Like any people, the ragpickers had families, and so it was that Ant Town was filled with children – who needed schooling, who needed play, who needed affection.  And so enters Satoko Kitahara, having taken herself from her comfortably well-born life, having been blessed and broken – by baptism and war – to now give of herself for the children of Ant. Town.  She became their teacher and play organizer and, finally, she became a ragpicker herself, working the streets in the morning, caring for the children in the afternoon, and sleeping in Ant Town at night.  She gave of herself, following Jesus’ pattern, until there was no more flesh to give.  She died at age 28 of tuberculosis, which she had acquired during the war.  But the gift she gave kept giving.

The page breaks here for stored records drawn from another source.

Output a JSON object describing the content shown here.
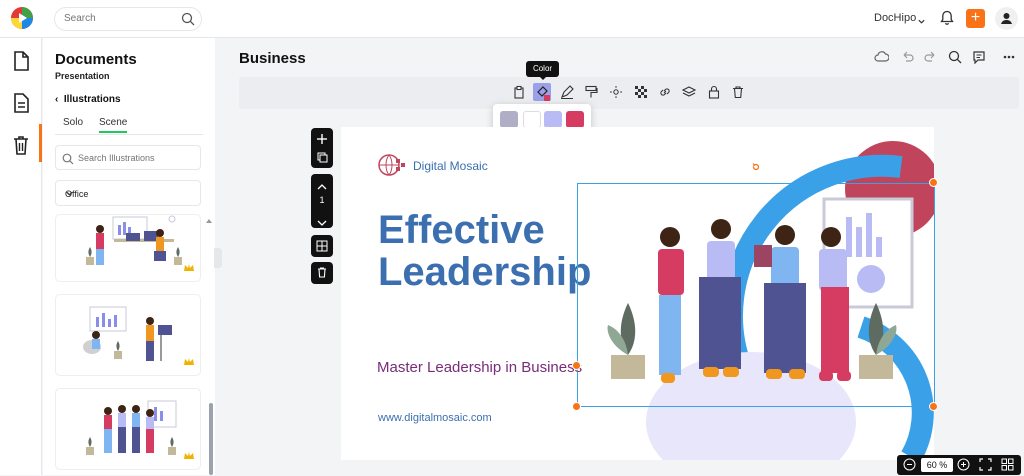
{
  "topbar": {
    "search_placeholder": "Search",
    "brand": "DocHipo",
    "plus": "+"
  },
  "panel": {
    "title": "Documents",
    "subtitle": "Presentation",
    "back_label": "Illustrations",
    "tabs": [
      "Solo",
      "Scene"
    ],
    "selected_tab": "Scene",
    "search_placeholder": "Search Illustrations",
    "category": "Office",
    "premium_icon": "crown-icon"
  },
  "editor": {
    "doc_title": "Business",
    "tooltip": "Color",
    "page_number": "1",
    "zoom": "60",
    "zoom_unit": "%"
  },
  "palette": {
    "colors": [
      "#b0aec6",
      "#ffffff",
      "#b9bcf4",
      "#d63b61",
      "#8ea895",
      "#5d6b60",
      "#c4b89a",
      "#8a8ee8",
      "#3d2415",
      "#eba888",
      "#f0971f",
      "#9c4563",
      "#7fb6f2",
      "#e97a9a",
      "#d0d0d0",
      "#505391"
    ]
  },
  "slide": {
    "brand": "Digital Mosaic",
    "headline_1": "Effective",
    "headline_2": "Leadership",
    "tagline": "Master Leadership in Business",
    "url": "www.digitalmosaic.com"
  },
  "colors": {
    "accent": "#f97316",
    "heading": "#3b6fb0",
    "tagline": "#7a2b7a",
    "selection": "#3aa0e8"
  }
}
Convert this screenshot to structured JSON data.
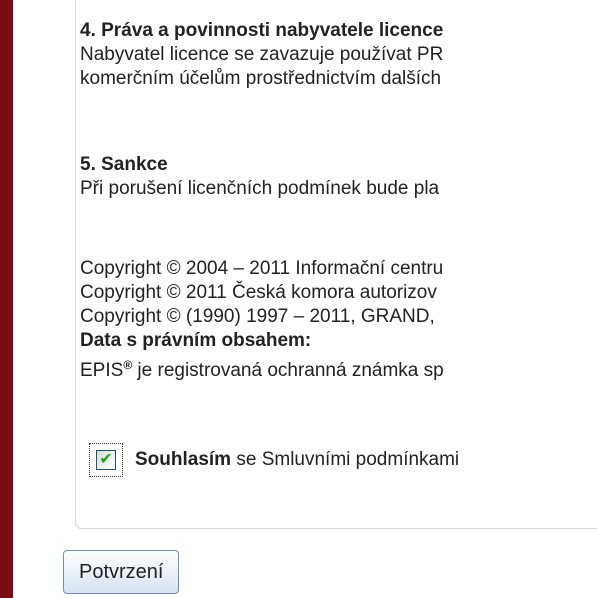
{
  "license": {
    "section4": {
      "heading": "4. Práva a povinnosti nabyvatele licence",
      "lines": [
        "Nabyvatel licence se zavazuje používat PR",
        "komerčním účelům prostřednictvím dalších"
      ]
    },
    "section5": {
      "heading": "5. Sankce",
      "lines": [
        "Při porušení licenčních podmínek bude pla"
      ]
    },
    "copyright": {
      "lines": [
        "Copyright © 2004 – 2011 Informační centru",
        "Copyright © 2011 Česká komora autorizov",
        "Copyright © (1990) 1997 – 2011, GRAND,"
      ],
      "data_heading": "Data s právním obsahem:",
      "epis_name": "EPIS",
      "epis_mark": "®",
      "epis_rest": " je registrovaná ochranná známka sp"
    }
  },
  "agreement": {
    "checked": true,
    "check_glyph": "✔",
    "bold_text": "Souhlasím",
    "rest_text": " se Smluvními podmínkami"
  },
  "actions": {
    "confirm_label": "Potvrzení"
  }
}
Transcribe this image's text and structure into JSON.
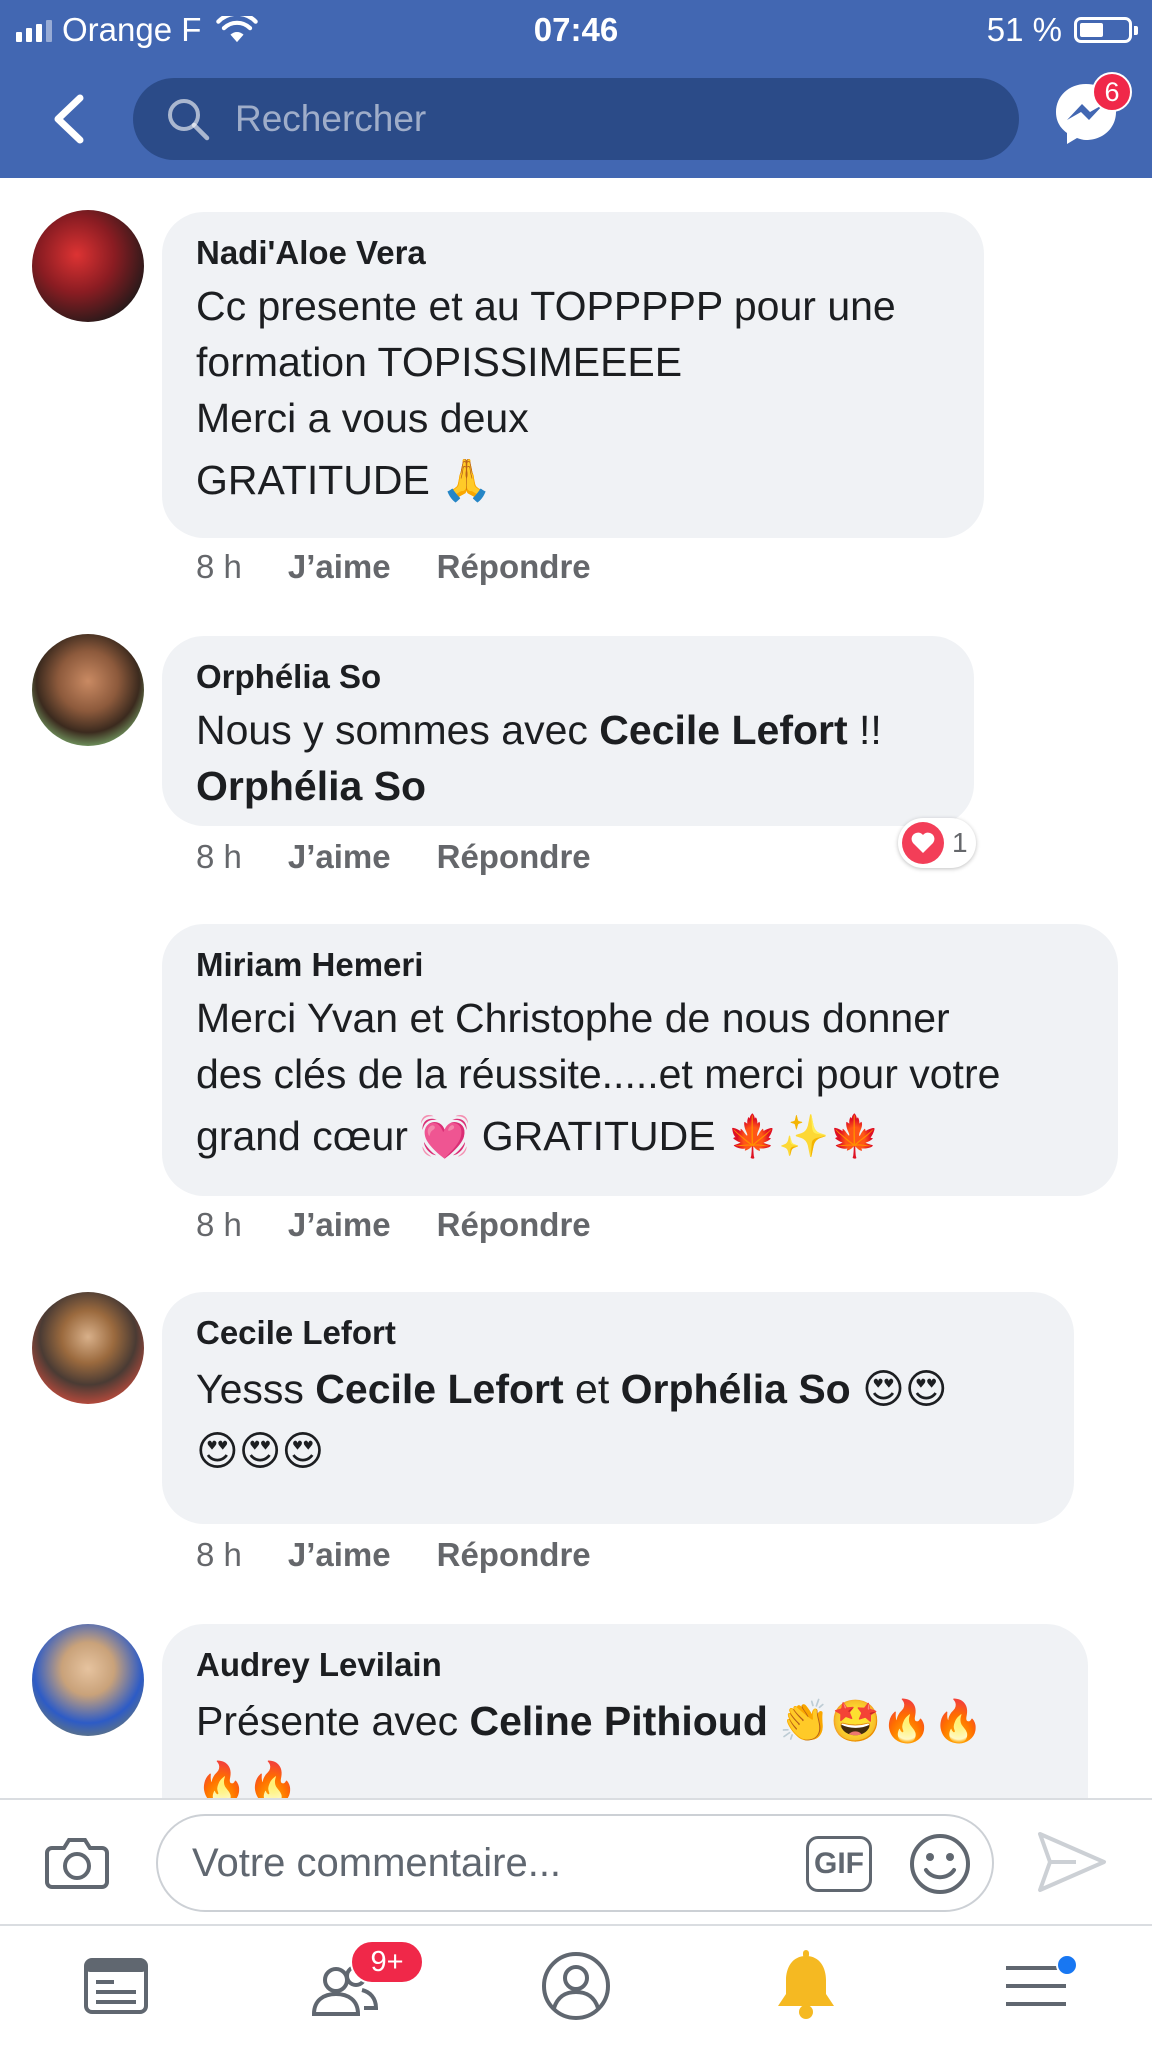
{
  "status_bar": {
    "carrier": "Orange F",
    "time": "07:46",
    "battery": "51 %",
    "battery_level": 0.51
  },
  "header": {
    "search_placeholder": "Rechercher",
    "messenger_badge": "6"
  },
  "comments": [
    {
      "author": "Nadi'Aloe Vera",
      "lines": [
        "Cc presente et au TOPPPPP pour une",
        "formation TOPISSIMEEEE",
        "Merci a vous deux",
        "GRATITUDE 🙏"
      ],
      "time": "8 h",
      "like": "J’aime",
      "reply": "Répondre"
    },
    {
      "author": "Orphélia So",
      "text_parts": [
        "Nous y sommes avec ",
        "Cecile Lefort",
        " !!",
        "Orphélia So"
      ],
      "time": "8 h",
      "like": "J’aime",
      "reply": "Répondre",
      "reaction_count": "1"
    },
    {
      "author": "Miriam Hemeri",
      "lines": [
        "Merci Yvan et Christophe de nous donner",
        "des clés de la réussite.....et merci pour votre",
        "grand cœur 💓 GRATITUDE 🍁✨🍁"
      ],
      "time": "8 h",
      "like": "J’aime",
      "reply": "Répondre"
    },
    {
      "author": "Cecile Lefort",
      "text_parts": [
        "Yesss ",
        "Cecile Lefort",
        " et ",
        "Orphélia So",
        " 😍😍",
        "😍😍😍"
      ],
      "time": "8 h",
      "like": "J’aime",
      "reply": "Répondre"
    },
    {
      "author": "Audrey Levilain",
      "text_parts": [
        "Présente avec ",
        "Celine Pithioud",
        " 👏🤩🔥🔥",
        "🔥🔥"
      ]
    }
  ],
  "composer": {
    "placeholder": "Votre commentaire...",
    "gif_label": "GIF"
  },
  "tabbar": {
    "friends_badge": "9+"
  },
  "colors": {
    "header_blue": "#4267b2",
    "search_bg": "#2b4b88",
    "bubble_bg": "#f0f2f5",
    "badge_red": "#f02849",
    "meta_gray": "#65676b"
  }
}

Not all of us are called to give in the same way Satoko Kitahara did.  There are ways to do our labor that will enable us to be well people – well and healthy physically, emotionally, and spiritually.  But, if we’re not careful, we can do a lifetime of labor without much sense of benefit.  We will, by nature of being human, labor all our lives long.  The critical question is, will we labor in such a way that we are being a blessing to others?  Will we, in our labor, allow ourselves to be taken, blessed, broken and given?  Lord, guide us in the work we do.  Amen.